I really wish that there was a column-oriented storage native to Postgres. My im...

anarazel · on Sept 15, 2017

FWIW, I think currently column vs. row-store is not in the critical path of making postgres more suitable analytical query processing. The CPU bottlenecks are just elsewhere - and we (various postgres devs) are working on them. The storage density parts of column stores can currently partially be achieved by using a filesystem that does compression - far from great, but not disastrous either.

elvinyung · on Sept 15, 2017

I thought the bigger advantage was that you could do sequential-only I/O on projections?

Or are you saying that you're only CPU-bottlenecked?

anarazel · on Sept 15, 2017

> I thought the bigger advantage was that you could do sequential-only I/O on projections?

Not quite following - a column store will usually not have more sequential IO than a row-store. Often enough to the contrary, because you have to combine column[-groups], for some queries.

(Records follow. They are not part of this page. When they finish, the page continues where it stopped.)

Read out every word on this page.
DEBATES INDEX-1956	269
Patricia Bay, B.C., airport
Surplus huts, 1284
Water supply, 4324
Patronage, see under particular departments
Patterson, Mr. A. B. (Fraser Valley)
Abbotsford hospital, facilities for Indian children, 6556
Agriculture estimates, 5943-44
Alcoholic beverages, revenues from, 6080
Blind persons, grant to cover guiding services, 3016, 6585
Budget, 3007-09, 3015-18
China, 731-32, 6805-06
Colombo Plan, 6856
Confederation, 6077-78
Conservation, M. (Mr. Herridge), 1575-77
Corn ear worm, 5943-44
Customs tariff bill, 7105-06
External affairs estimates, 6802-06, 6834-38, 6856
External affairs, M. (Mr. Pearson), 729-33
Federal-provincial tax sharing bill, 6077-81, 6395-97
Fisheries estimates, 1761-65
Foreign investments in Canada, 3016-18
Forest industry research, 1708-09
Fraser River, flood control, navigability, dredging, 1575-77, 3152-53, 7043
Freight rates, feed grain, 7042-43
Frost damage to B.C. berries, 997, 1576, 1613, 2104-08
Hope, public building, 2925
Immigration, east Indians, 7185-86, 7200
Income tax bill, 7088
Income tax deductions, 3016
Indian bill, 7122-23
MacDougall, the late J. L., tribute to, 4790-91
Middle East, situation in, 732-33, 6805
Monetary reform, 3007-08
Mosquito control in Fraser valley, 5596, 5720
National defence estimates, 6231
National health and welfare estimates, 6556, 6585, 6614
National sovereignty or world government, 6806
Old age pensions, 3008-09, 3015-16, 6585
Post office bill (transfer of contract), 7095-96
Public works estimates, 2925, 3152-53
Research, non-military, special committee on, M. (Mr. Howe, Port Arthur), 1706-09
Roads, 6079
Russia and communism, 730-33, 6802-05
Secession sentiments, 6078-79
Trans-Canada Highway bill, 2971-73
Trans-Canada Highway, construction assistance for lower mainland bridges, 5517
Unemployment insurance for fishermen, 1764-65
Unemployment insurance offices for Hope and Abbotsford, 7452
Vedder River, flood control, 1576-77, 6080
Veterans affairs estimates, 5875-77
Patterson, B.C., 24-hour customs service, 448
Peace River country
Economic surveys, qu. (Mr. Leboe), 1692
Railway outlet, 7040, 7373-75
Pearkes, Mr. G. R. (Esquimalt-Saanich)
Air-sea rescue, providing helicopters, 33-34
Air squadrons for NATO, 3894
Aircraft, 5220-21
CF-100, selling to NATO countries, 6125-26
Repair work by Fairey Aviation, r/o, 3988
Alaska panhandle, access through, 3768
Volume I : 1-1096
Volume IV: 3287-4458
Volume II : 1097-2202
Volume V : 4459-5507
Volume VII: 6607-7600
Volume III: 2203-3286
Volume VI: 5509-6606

What you get is: Higher compression ratios, better IO & cache access patterns for filter-heavy queries, easier to vectorize computations. Especially if you either filter heavily or aggregate only a few rows, you can do a lot less overall IO in total, but the sequential-ness doesn't really improve.

> Or are you saying that you're only CPU-bottlenecked?

Oftentimes, yes. You might be storage space constrained, but storage speeds for individual sequential-IO type queries are usually fast enough. Parallelism helps with that (if you can push down enough work, a lot of it added in 9.6 & 10), plain old code optimizations (better hash-tables, new expression evaluation framework, both in 10), as does JITing parts of the query processing (WIP, patches posted for 11).

tnndk · on Sept 15, 2017

There is the cstore foreign data wrapper, https://github.com/citusdata/cstore_fdw, but it is still an extension. Hopefully it will go into mainline at some point.

gdulli · on Sept 15, 2017

There sort of was, but unfortunately Amazon bought it and renamed it to Redshift and now you have to rent it.

elvinyung · on Sept 15, 2017

I thought Redshift was built completely from scratch, and only looks like Postgres at the wire protocol level?

Also, it would be really nice if I could do both my transactions and my analytics in the same box. Then ETL is basically just maintaining a materialized view.

scapecast · on Sept 15, 2017

Amazon built Redshift by using technology from Paraccel. Paraccel was built on Postgres.

See a Quora answer I wrote:

https://www.quora.com/Amazon-redshift-uses-Actians-ParaAccel...